Executive-Produced by Jada Pinkett Smith, Cops and Robbers was animated by 30 different artists, students, and visual effects companies from around the world, a collaborative effort that imbues it with a sense that a world community is speaking out about injustice. And though it is fueled by pain, frustration, and sorrow, the film, both in Ware-Smith’s poetry and the visualizations that accompany his words, is suffused with a gentleness and compassion that makes its impact all the more powerful.
Where to Watch: Netflix
Following an extensive investigation into Arizona’s “Brady List,” a database of police officers accused of crimes or caught lying, ABC15 Arizona, led by investigative journalist Dave Biscobing, holds Arizona’s law enforcement to account for a history of allowing offending officers to remain on the force in this hour-long special. Including wrenching testimony from victims of police abuse and hard-hitting interviews with police authorities, this important investigation is an essential — and often enraging — document of a broken system.
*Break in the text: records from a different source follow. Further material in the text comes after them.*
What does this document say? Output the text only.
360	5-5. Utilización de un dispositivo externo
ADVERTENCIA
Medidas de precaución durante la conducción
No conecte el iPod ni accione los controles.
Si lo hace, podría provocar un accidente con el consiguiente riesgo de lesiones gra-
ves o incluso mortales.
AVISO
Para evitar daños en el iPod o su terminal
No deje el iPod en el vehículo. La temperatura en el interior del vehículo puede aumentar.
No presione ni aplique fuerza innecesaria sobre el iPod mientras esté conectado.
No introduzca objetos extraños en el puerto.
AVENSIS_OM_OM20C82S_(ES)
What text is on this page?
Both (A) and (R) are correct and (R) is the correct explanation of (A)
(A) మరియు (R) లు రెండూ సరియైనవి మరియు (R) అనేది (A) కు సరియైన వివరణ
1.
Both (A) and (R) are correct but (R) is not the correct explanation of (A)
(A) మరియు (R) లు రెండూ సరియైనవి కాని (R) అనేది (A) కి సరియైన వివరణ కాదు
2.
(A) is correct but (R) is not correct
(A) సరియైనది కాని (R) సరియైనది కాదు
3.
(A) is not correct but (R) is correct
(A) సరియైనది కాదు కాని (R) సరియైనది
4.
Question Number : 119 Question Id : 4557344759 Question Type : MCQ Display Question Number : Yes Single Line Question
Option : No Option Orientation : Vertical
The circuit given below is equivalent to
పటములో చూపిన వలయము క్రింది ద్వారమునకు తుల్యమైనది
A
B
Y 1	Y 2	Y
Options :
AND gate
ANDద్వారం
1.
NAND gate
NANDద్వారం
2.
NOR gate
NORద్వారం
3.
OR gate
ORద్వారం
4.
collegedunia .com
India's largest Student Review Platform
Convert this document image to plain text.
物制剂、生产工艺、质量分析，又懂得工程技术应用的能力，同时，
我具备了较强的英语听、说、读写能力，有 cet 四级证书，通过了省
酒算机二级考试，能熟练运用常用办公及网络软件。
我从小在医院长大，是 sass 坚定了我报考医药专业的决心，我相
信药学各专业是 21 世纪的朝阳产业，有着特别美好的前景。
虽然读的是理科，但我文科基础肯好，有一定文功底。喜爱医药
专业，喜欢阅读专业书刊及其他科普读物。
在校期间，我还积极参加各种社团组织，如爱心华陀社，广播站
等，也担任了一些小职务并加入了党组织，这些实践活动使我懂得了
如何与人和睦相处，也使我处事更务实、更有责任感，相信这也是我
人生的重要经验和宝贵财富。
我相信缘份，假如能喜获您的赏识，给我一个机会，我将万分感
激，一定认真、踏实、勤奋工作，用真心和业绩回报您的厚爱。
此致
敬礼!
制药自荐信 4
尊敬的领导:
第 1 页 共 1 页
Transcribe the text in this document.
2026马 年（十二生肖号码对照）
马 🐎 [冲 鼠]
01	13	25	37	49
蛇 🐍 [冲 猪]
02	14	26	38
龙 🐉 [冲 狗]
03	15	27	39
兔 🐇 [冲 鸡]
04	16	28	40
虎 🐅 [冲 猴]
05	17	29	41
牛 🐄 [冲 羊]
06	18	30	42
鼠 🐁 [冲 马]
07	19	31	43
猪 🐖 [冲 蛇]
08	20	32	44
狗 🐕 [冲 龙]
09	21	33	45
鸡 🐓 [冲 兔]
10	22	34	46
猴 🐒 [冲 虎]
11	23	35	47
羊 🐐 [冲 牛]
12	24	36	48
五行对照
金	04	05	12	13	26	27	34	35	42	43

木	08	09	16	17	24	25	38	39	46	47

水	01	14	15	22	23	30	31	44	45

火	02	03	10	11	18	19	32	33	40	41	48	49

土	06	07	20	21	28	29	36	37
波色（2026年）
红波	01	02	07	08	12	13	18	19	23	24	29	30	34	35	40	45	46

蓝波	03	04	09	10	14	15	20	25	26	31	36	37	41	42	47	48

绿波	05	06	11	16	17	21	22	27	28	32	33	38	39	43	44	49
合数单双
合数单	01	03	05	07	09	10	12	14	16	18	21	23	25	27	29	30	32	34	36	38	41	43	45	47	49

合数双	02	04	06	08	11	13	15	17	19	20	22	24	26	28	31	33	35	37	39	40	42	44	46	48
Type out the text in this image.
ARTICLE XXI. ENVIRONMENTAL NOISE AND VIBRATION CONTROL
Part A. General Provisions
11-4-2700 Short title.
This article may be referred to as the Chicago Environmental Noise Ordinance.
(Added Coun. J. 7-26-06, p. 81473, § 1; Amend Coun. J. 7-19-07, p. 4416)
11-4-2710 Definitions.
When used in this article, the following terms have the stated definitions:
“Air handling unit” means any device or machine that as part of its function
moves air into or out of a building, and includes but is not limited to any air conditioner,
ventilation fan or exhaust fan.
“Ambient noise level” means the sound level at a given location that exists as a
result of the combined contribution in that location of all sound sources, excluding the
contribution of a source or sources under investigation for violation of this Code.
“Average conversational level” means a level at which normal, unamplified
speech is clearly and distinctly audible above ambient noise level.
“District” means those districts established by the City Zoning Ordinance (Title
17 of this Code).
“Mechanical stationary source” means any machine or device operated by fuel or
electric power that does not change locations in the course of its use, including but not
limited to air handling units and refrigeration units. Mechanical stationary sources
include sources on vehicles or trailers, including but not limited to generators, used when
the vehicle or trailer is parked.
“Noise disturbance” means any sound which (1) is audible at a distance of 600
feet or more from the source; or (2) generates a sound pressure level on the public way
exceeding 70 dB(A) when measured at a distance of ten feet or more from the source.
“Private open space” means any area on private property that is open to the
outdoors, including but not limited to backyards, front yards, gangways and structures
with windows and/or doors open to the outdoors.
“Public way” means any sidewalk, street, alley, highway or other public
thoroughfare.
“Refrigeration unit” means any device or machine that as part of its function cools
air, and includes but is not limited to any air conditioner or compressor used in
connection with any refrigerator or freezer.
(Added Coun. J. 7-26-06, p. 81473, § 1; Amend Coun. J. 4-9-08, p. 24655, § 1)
Where to Watch: ABC15 Arizona
Policing the Police 2020
New Yorker writer Jelani Cobb returns to a Newark police department he had investigated for FRONTLINE four years prior, to see whether attempts at reform have been effective. A thoughtful examination of the systemic problems that affect policing nationwide, this hour-long documentary also points toward progress in the form of groundbreaking initiatives such as a Community Street Team that enlists former gang members to diffuse situations that might lead to violence.
Where to Watch: PBS
Further Reading: A Reading List to Understand Police Brutality in America
For anyone who wants to learn more about the American crisis of policing, how we got here, and what strategies and reforms may help us to move forward, Vox has put together an extensive list of excellent nonfiction books that approach the issue from different angles.
Where to Read: Vox
Timothy Ware-Hill’s Peabody Acceptance for “Cops and Robbers”
Following an introduction by Karl-Anthony Towns Jr., writer and performer Timothy-Ware Hill, director Arnon Manor, and producer Lawrence Bender discuss the motivations behind this powerful visualization of ”the interrupted Black childhood experience.”